Various preferred embodiments of the present invention have been described above, but the present invention is not limited to the above-mentioned embodiments. Of course, many modifications can be made without departing from the spirit of the invention, such as a unidirectional communication method from the relay monitoring device to the central monitoring device instead of a two-way communication method with the central monitoring device. .

(Effects of the Invention) By using the broadcast radio wave relay monitoring device according to the present invention, it is possible to know the state of the broadcast radio waves directly from the wood chips.
Detailed monitoring data that would not be possible with outsourced monitoring can be collected, and experts can make accurate judgments. Particularly in the case of television radio waves, it is also possible to detect detailed data regarding image quality.

Furthermore, when monitoring image signals in television radio waves based on still image signals, there are significant effects such as the ability to configure equipment at a much lower cost than when monitoring real-time image signals. .

[Brief explanation of drawings]

Fig. 1 is a block diagram showing an overview of the configuration of the satellite station, Fig. 2 is a block diagram of the relay monitoring device of the embodiment, Fig. 3 is a block diagram of the central monitoring device, and Fig. 4 is a block diagram of the relay monitoring device. FIG. 5 is a block diagram of the still image receiving section of the central monitoring device, and FIG. 6 is an explanatory diagram showing a conventional satellite station broadcast wave monitoring system. 12...TV radio waves, 28...Relay monitoring device,
36... Communication line, 44... Tuner, 48... Second transmitter, 1
00...Satellite station.
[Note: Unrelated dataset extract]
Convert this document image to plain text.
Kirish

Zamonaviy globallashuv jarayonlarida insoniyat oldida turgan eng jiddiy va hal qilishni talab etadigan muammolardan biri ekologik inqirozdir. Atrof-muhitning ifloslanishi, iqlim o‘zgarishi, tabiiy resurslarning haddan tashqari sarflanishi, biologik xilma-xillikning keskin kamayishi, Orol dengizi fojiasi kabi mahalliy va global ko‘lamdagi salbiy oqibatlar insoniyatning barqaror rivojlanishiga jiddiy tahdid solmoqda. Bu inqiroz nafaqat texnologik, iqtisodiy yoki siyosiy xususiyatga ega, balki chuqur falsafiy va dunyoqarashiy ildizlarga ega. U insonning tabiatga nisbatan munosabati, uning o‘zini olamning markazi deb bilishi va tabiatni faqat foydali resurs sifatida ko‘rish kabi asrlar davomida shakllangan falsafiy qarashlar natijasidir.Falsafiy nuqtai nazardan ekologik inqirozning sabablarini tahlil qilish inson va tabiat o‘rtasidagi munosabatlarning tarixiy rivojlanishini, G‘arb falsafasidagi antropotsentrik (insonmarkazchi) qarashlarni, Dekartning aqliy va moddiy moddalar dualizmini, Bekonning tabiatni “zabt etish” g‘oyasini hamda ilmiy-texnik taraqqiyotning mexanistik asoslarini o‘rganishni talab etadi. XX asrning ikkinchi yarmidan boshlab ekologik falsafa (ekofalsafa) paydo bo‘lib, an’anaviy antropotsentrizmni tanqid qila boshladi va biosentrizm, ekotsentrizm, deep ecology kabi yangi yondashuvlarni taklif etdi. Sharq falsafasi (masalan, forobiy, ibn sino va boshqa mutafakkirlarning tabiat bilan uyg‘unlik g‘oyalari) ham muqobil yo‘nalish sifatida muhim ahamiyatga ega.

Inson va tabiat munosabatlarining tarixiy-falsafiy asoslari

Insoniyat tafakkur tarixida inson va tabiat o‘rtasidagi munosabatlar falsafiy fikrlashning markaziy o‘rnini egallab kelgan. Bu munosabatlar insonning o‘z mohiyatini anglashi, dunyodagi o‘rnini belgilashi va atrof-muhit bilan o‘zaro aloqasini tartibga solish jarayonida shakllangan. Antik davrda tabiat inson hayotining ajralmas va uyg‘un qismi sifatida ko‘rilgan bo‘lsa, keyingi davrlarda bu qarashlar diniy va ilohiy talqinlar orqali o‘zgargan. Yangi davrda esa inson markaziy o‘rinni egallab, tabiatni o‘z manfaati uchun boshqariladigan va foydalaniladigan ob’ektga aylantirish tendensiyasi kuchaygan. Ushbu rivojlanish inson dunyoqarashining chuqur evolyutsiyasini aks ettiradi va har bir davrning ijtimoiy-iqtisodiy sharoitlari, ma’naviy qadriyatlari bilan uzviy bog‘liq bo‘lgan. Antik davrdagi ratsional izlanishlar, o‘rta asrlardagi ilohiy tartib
Figure 1

Claims (1)

[Claims] 1. Receiving means for demodulating received broadcast radio waves, converting means for digitally converting the analog signal demodulated by the receiving means, and modulating the digital signal converted by the converting means, or transmitting means for transmitting to the outside by wireless method. 2. The broadcast wave relay monitoring device according to claim 1, wherein the broadcast wave is a television wave, and the conversion means digitally converts at least a video signal among the signals included in the television wave. 3. The broadcast wave relay monitoring device according to claim 2, wherein the transmitting means transmits the video signal converted into a digital signal by the converting means as a still image signal at a predetermined timing.